Perhaps the hardest task of all is not to hate. The Dalai Lama once met a Tibetan monk who escaped from prison in Chinese-occupied Tibet. The monk recounted how terrible his experience in prison was, but said the worst moment was when he almost lost his sympathy for the Chinese.

Jack Bailey
Squirrel Hill

“horrified” and “upset” with a letter to the editor
I was appalled and offended by the letter I sent last week to the editor, “horrified and ‘ashamed’ that Jews voted Republican.”

The author unabashedly asserts that by voting Republican one is unequivocally putting oneself on the wrong side of justice. Somehow it is not for Jews to vote Republican.

In the campaign for the 12th congressional district, the letter’s author was outraged that “Mike Doyle” did not include the word “Republican” in his campaign literature ostensibly to disguise that he was an “extreme fraud.” Who is the extremist? He is probably the one pushing the toxic notion that a vote Republican is in essence, unquestionably, and unequivocally, a vote against truth, justice, and the Jewish way. The Democratic Party’s tendency toward the extreme left is reason enough to consider the merits of every Republican. There are very harmful elements at both ends. No party has a monopoly on corruption. I am an independent person.

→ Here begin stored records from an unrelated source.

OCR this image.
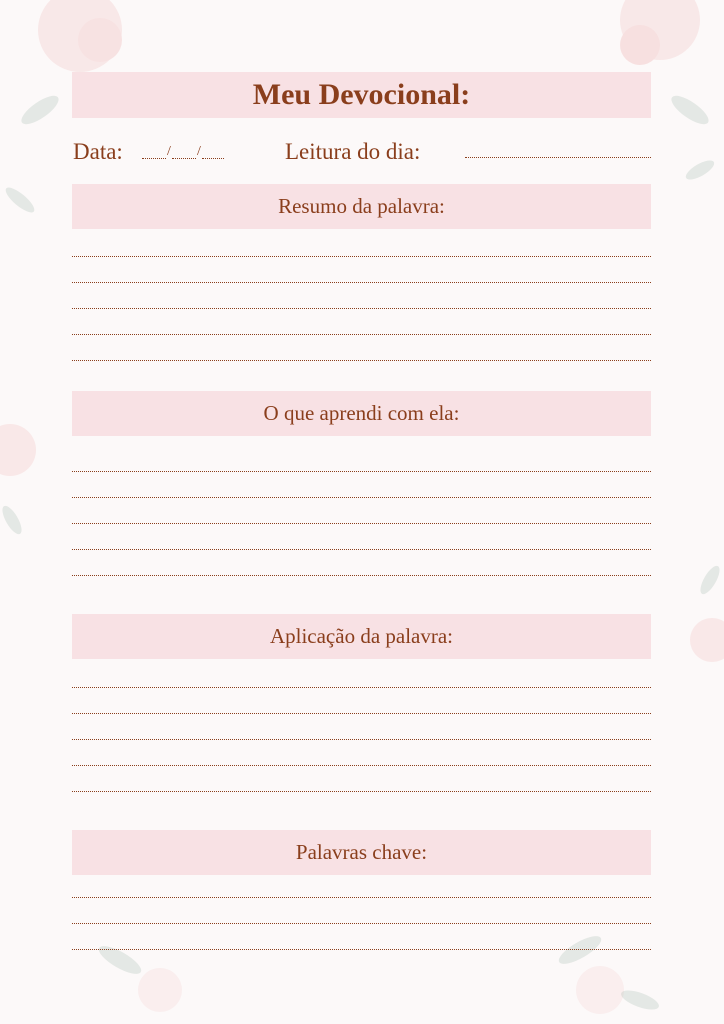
Meu Devocional:
Data:	/ /	Leitura do dia:
Resumo da palavra:
O que aprendi com ela:
Aplicação da palavra:
Palavras chave:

Perhaps not all Republicans are evil. Perhaps it is worth examining each on his merits, especially when the surrogate (and winner), as was the case in the 12th congressional district, is a awake progressive who will happily join the congressional squad—a faction that has shown itself to be fiercely anti-Israel and has emboldened domestic politics. which, even if unintentional, has helped generate high levels of anti-Semitism in many segments of American society.

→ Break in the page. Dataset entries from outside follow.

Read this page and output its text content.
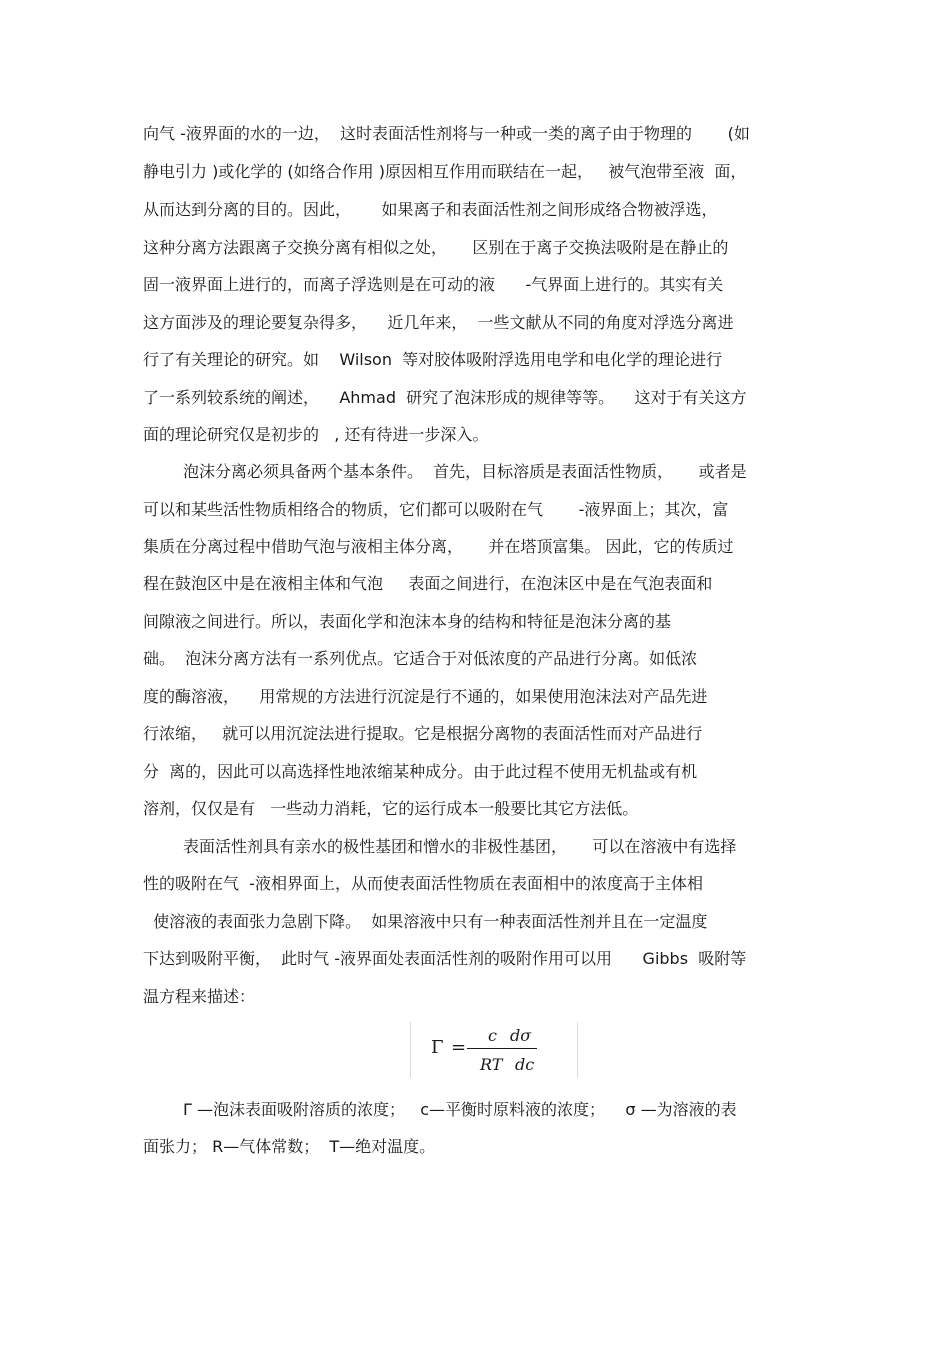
向气 -液界面的水的一边，  这时表面活性剂将与一种或一类的离子由于物理的       (如
静电引力 )或化学的 (如络合作用 )原因相互作用而联结在一起，   被气泡带至液  面，
从而达到分离的目的。因此，      如果离子和表面活性剂之间形成络合物被浮选，
这种分离方法跟离子交换分离有相似之处，     区别在于离子交换法吸附是在静止的
固一液界面上进行的，而离子浮选则是在可动的液      -气界面上进行的。其实有关
这方面涉及的理论要复杂得多，    近几年来，  一些文献从不同的角度对浮选分离进
行了有关理论的研究。如    Wilson  等对胶体吸附浮选用电学和电化学的理论进行
了一系列较系统的阐述，    Ahmad  研究了泡沫形成的规律等等。    这对于有关这方
面的理论研究仅是初步的   , 还有待进一步深入。
泡沫分离必须具备两个基本条件。  首先，目标溶质是表面活性物质，     或者是
可以和某些活性物质相络合的物质，它们都可以吸附在气       -液界面上；其次，富
集质在分离过程中借助气泡与液相主体分离，     并在塔顶富集。 因此，它的传质过
程在鼓泡区中是在液相主体和气泡     表面之间进行，在泡沫区中是在气泡表面和
间隙液之间进行。所以，表面化学和泡沫本身的结构和特征是泡沫分离的基
础。  泡沫分离方法有一系列优点。它适合于对低浓度的产品进行分离。如低浓
度的酶溶液，    用常规的方法进行沉淀是行不通的，如果使用泡沫法对产品先进
行浓缩，   就可以用沉淀法进行提取。它是根据分离物的表面活性而对产品进行
分  离的，因此可以高选择性地浓缩某种成分。由于此过程不使用无机盐或有机
溶剂，仅仅是有   一些动力消耗，它的运行成本一般要比其它方法低。
表面活性剂具有亲水的极性基团和憎水的非极性基团，     可以在溶液中有选择
性的吸附在气  -液相界面上，从而使表面活性物质在表面相中的浓度高于主体相
使溶液的表面张力急剧下降。  如果溶液中只有一种表面活性剂并且在一定温度
下达到吸附平衡，  此时气 -液界面处表面活性剂的吸附作用可以用      Gibbs  吸附等
温方程来描述：
Γ =
c dσ
RT dc
Γ —泡沫表面吸附溶质的浓度；   c—平衡时原料液的浓度；    σ —为溶液的表
面张力； R—气体常数；  T—绝对温度。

We can all learn from our forefather Abraham, who last week in the Torah implored him, Vayera, to spare the city of Sodom for the righteous who might live there. Likewise, we can probably find 10 worthy Republicans in the entire party. If there are not 10, maybe nine, or even eight, so that we need not discount any idea of ​​voting Republican. It is conceivable that the elections in which we vote include such Republicans – those who support the values ​​of liberal democracy – as opposed to Democrats who nurture a neo-Marxist, awakened ideology.

Reuven Hoch
Squirrel Hill

Messages to the editor must not spread hate
During this election season, the Pittsburgh Jewish Chronicle published numerous letters and columns advocating for or criticizing the various candidates and their positions. Some of the letters to the editor went further than simply offering different perspectives on issues and candidates. These letters, in the writer’s words, suffered, blamed, and denigrated fellow Jews who belonged to a different political party or had a different point of view. Some of these messages are hateful. This seems to go against the banner on the front page of the “Jewish Connection of Pittsburgh” newspaper and is a blunt rebuke not really in line with Torah and Jewish values. We have seen the corrosive impact of divisive social media which has polarized our country so much that it has led to gridlock by our government and a lot of anger. Concern about social media monitoring is growing. Letters to the Editor is a wonderful feature of the Chronicle. Perhaps since social media needs to fine-tune security, staff reviewing letters to the editor should consider doing the same. Loud, angry messages that deflect issues and attack groups of individuals are divisive and potentially hateful, and should be left unpublished. As we remember the Fourth Tree of Life Martyrs Day, we need less hate and we need to find a way to return to civil dialogue with those of whom we have different opinions.